The house was designed on the smallest block in the new Kingston Foreshore area. The brief from Howard and Sonja Dickinson was that they requested segregated areas and zones for different types of living and that they were not gardeners. The house had a narrow frontage and access for cars was from the rear.
The front door was designed not to be seen from the street and also allow us to create an entry foyer in a very small space. This also allowed us not to enter into the living room as you arrive at the residence.
The formal living room and dining room are at the front of the house. Walls are used as screens, which are indented and allow the user to see through to the other parts of the house. The living room has access to a central garden court, which has a two storey void. The kitchen is the central part of the house and links the formal living area with the non formal living areas. The kitchen overlooks the garden court through two story curved glass silicon wall. This level also contains a powder room, laundry and double garage.
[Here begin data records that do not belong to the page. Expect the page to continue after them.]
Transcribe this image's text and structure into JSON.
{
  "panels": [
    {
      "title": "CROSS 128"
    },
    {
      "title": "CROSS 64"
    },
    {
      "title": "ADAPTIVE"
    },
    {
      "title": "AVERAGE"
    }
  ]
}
The top floor has two distinctive zones with the master bedroom to the front of the house and the other three bedrooms to the rear of the house. The zone that links these areas is the library with the curved glass silicone wall. This area is used for reading, relaxing and capturing the northern sun. The house allows for people to use different zones for different activities.
The house feels large, private and secure. The house looks within itself and does not use the outside world to enhance its environment.
The house is the collaboration of all who were involved and the great clients who allowed us to experiment with the design.